Below-the-line talent includes Vinterberg”s regular cinematographer Charlotte Bruus Christensen, Oscar-winning editor Claire Simpson (“Platoon,” “The Constant Gardener”) and Oscar-nominated costume designer Janet Patterson (“The Piano,” “Bright Star”). No word yet on which composer will be looking to live up to Richard Rodney Bennett”s magnificent score for the 1967 version (which garnered the film its only Oscar nod).

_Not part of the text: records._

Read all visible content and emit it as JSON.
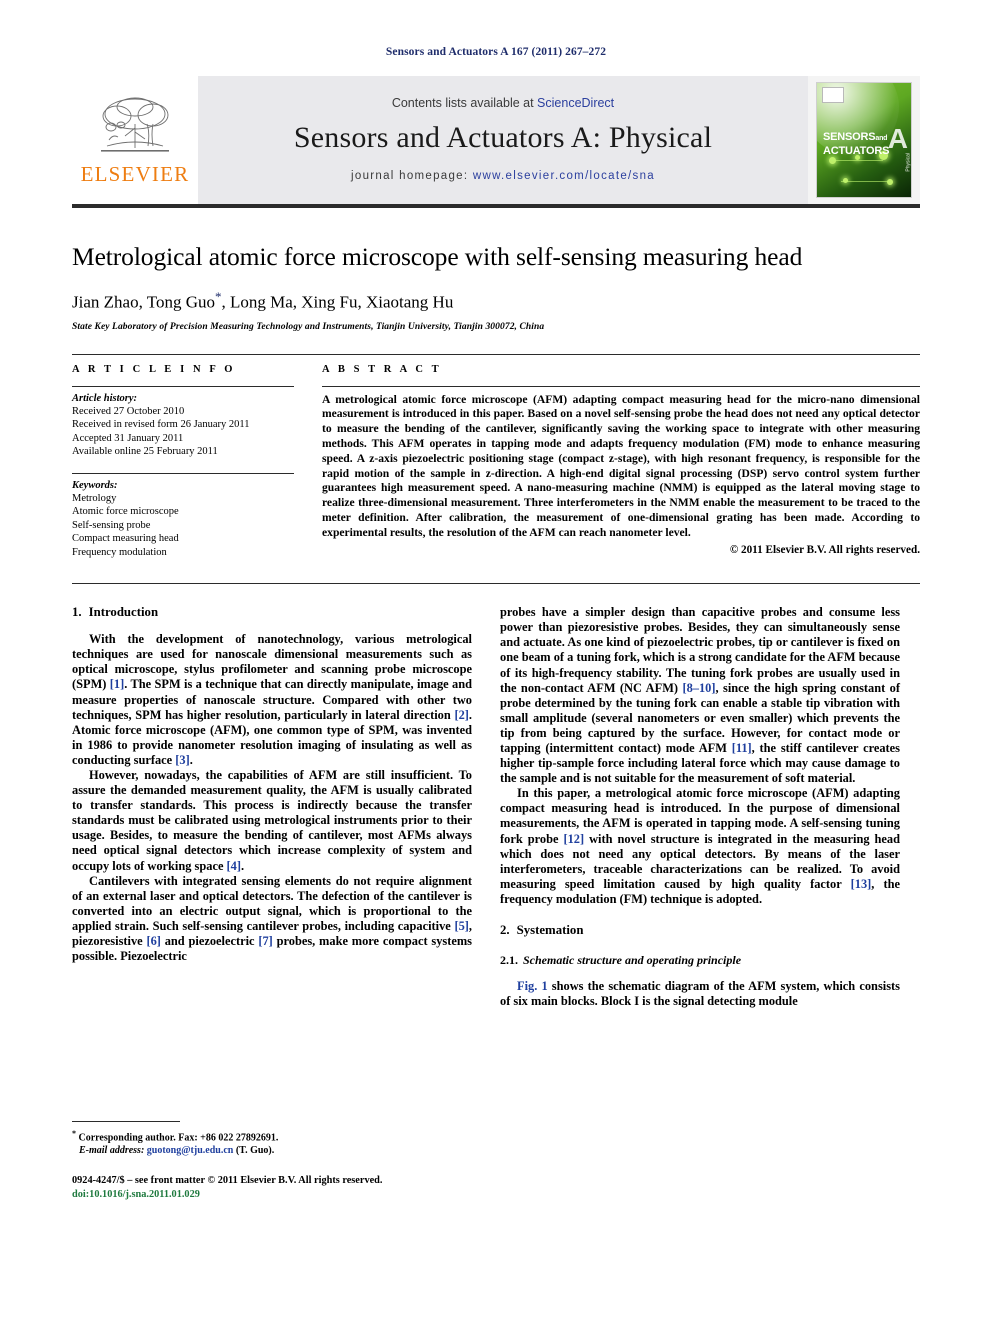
{
  "running_head": "Sensors and Actuators A 167 (2011) 267–272",
  "masthead": {
    "contents_prefix": "Contents lists available at ",
    "contents_link": "ScienceDirect",
    "journal_title": "Sensors and Actuators A: Physical",
    "homepage_prefix": "journal homepage: ",
    "homepage_url": "www.elsevier.com/locate/sna",
    "publisher_logo_text": "ELSEVIER",
    "cover": {
      "line1": "SENSORS",
      "line1_small": "and",
      "line2": "ACTUATORS",
      "volume_letter": "A",
      "subtitle": "Physical"
    }
  },
  "article": {
    "title": "Metrological atomic force microscope with self-sensing measuring head",
    "authors": "Jian Zhao, Tong Guo",
    "authors_after_star": ", Long Ma, Xing Fu, Xiaotang Hu",
    "corresponding_marker": "*",
    "affiliation": "State Key Laboratory of Precision Measuring Technology and Instruments, Tianjin University, Tianjin 300072, China"
  },
  "article_info": {
    "section_label": "A R T I C L E   I N F O",
    "history_heading": "Article history:",
    "history": [
      "Received 27 October 2010",
      "Received in revised form 26 January 2011",
      "Accepted 31 January 2011",
      "Available online 25 February 2011"
    ],
    "keywords_heading": "Keywords:",
    "keywords": [
      "Metrology",
      "Atomic force microscope",
      "Self-sensing probe",
      "Compact measuring head",
      "Frequency modulation"
    ]
  },
  "abstract": {
    "section_label": "A B S T R A C T",
    "text": "A metrological atomic force microscope (AFM) adapting compact measuring head for the micro-nano dimensional measurement is introduced in this paper. Based on a novel self-sensing probe the head does not need any optical detector to measure the bending of the cantilever, significantly saving the working space to integrate with other measuring methods. This AFM operates in tapping mode and adapts frequency modulation (FM) mode to enhance measuring speed. A z-axis piezoelectric positioning stage (compact z-stage), with high resonant frequency, is responsible for the rapid motion of the sample in z-direction. A high-end digital signal processing (DSP) servo control system further guarantees high measurement speed. A nano-measuring machine (NMM) is equipped as the lateral moving stage to realize three-dimensional measurement. Three interferometers in the NMM enable the measurement to be traced to the meter definition. After calibration, the measurement of one-dimensional grating has been made. According to experimental results, the resolution of the AFM can reach nanometer level.",
    "copyright": "© 2011 Elsevier B.V. All rights reserved."
  },
  "sections": {
    "intro_number": "1.",
    "intro_title": "Introduction",
    "systemation_number": "2.",
    "systemation_title": "Systemation",
    "subsection_number": "2.1.",
    "subsection_title": "Schematic structure and operating principle"
  },
  "body": {
    "left": [
      {
        "id": "p1",
        "parts": [
          {
            "t": "With the development of nanotechnology, various metrological techniques are used for nanoscale dimensional measurements such as optical microscope, stylus profilometer and scanning probe microscope (SPM) "
          },
          {
            "t": "[1]",
            "ref": true
          },
          {
            "t": ". The SPM is a technique that can directly manipulate, image and measure properties of nanoscale structure. Compared with other two techniques, SPM has higher resolution, particularly in lateral direction "
          },
          {
            "t": "[2]",
            "ref": true
          },
          {
            "t": ". Atomic force microscope (AFM), one common type of SPM, was invented in 1986 to provide nanometer resolution imaging of insulating as well as conducting surface "
          },
          {
            "t": "[3]",
            "ref": true
          },
          {
            "t": "."
          }
        ]
      },
      {
        "id": "p2",
        "parts": [
          {
            "t": "However, nowadays, the capabilities of AFM are still insufficient. To assure the demanded measurement quality, the AFM is usually calibrated to transfer standards. This process is indirectly because the transfer standards must be calibrated using metrological instruments prior to their usage. Besides, to measure the bending of cantilever, most AFMs always need optical signal detectors which increase complexity of system and occupy lots of working space "
          },
          {
            "t": "[4]",
            "ref": true
          },
          {
            "t": "."
          }
        ]
      },
      {
        "id": "p3",
        "parts": [
          {
            "t": "Cantilevers with integrated sensing elements do not require alignment of an external laser and optical detectors. The defection of the cantilever is converted into an electric output signal, which is proportional to the applied strain. Such self-sensing cantilever probes, including capacitive "
          },
          {
            "t": "[5]",
            "ref": true
          },
          {
            "t": ", piezoresistive "
          },
          {
            "t": "[6]",
            "ref": true
          },
          {
            "t": " and piezoelectric "
          },
          {
            "t": "[7]",
            "ref": true
          },
          {
            "t": " probes, make more compact systems possible. Piezoelectric"
          }
        ]
      }
    ],
    "right": [
      {
        "id": "p4",
        "indent": false,
        "parts": [
          {
            "t": "probes have a simpler design than capacitive probes and consume less power than piezoresistive probes. Besides, they can simultaneously sense and actuate. As one kind of piezoelectric probes, tip or cantilever is fixed on one beam of a tuning fork, which is a strong candidate for the AFM because of its high-frequency stability. The tuning fork probes are usually used in the non-contact AFM (NC AFM) "
          },
          {
            "t": "[8–10]",
            "ref": true
          },
          {
            "t": ", since the high spring constant of probe determined by the tuning fork can enable a stable tip vibration with small amplitude (several nanometers or even smaller) which prevents the tip from being captured by the surface. However, for contact mode or tapping (intermittent contact) mode AFM "
          },
          {
            "t": "[11]",
            "ref": true
          },
          {
            "t": ", the stiff cantilever creates higher tip-sample force including lateral force which may cause damage to the sample and is not suitable for the measurement of soft material."
          }
        ]
      },
      {
        "id": "p5",
        "indent": true,
        "parts": [
          {
            "t": "In this paper, a metrological atomic force microscope (AFM) adapting compact measuring head is introduced. In the purpose of dimensional measurements, the AFM is operated in tapping mode. A self-sensing tuning fork probe "
          },
          {
            "t": "[12]",
            "ref": true
          },
          {
            "t": " with novel structure is integrated in the measuring head which does not need any optical detectors. By means of the laser interferometers, traceable characterizations can be realized. To avoid measuring speed limitation caused by high quality factor "
          },
          {
            "t": "[13]",
            "ref": true
          },
          {
            "t": ", the frequency modulation (FM) technique is adopted."
          }
        ]
      },
      {
        "id": "p6",
        "indent": true,
        "parts": [
          {
            "t": "",
            "fig": true
          },
          {
            "t": "Fig. 1",
            "ref": true
          },
          {
            "t": " shows the schematic diagram of the AFM system, which consists of six main blocks. Block I is the signal detecting module"
          }
        ]
      }
    ]
  },
  "footnotes": {
    "corresponding_marker": "*",
    "corresponding_text": " Corresponding author. Fax: +86 022 27892691.",
    "email_label": "E-mail address:",
    "email": "guotong@tju.edu.cn",
    "email_suffix": " (T. Guo).",
    "issn_line": "0924-4247/$ – see front matter © 2011 Elsevier B.V. All rights reserved.",
    "doi_prefix": "doi:",
    "doi": "10.1016/j.sna.2011.01.029"
  }
}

Vinterberg states: “I am excited to be working with DNA, Fox Searchlight and this talented cast and crew on ‘Far From the Madding Crowd.’ It is a great privilege to bring such a wonderful piece of very English literature to the screen.”
Fox Searchlight will presumably be angling for an awards season run next year – with “12 Years a Slave” currently their prize pony, and Amma Asante”s “Belle” joining their stable in Toronto, it”s interesting to see them extending their stake in British cinema.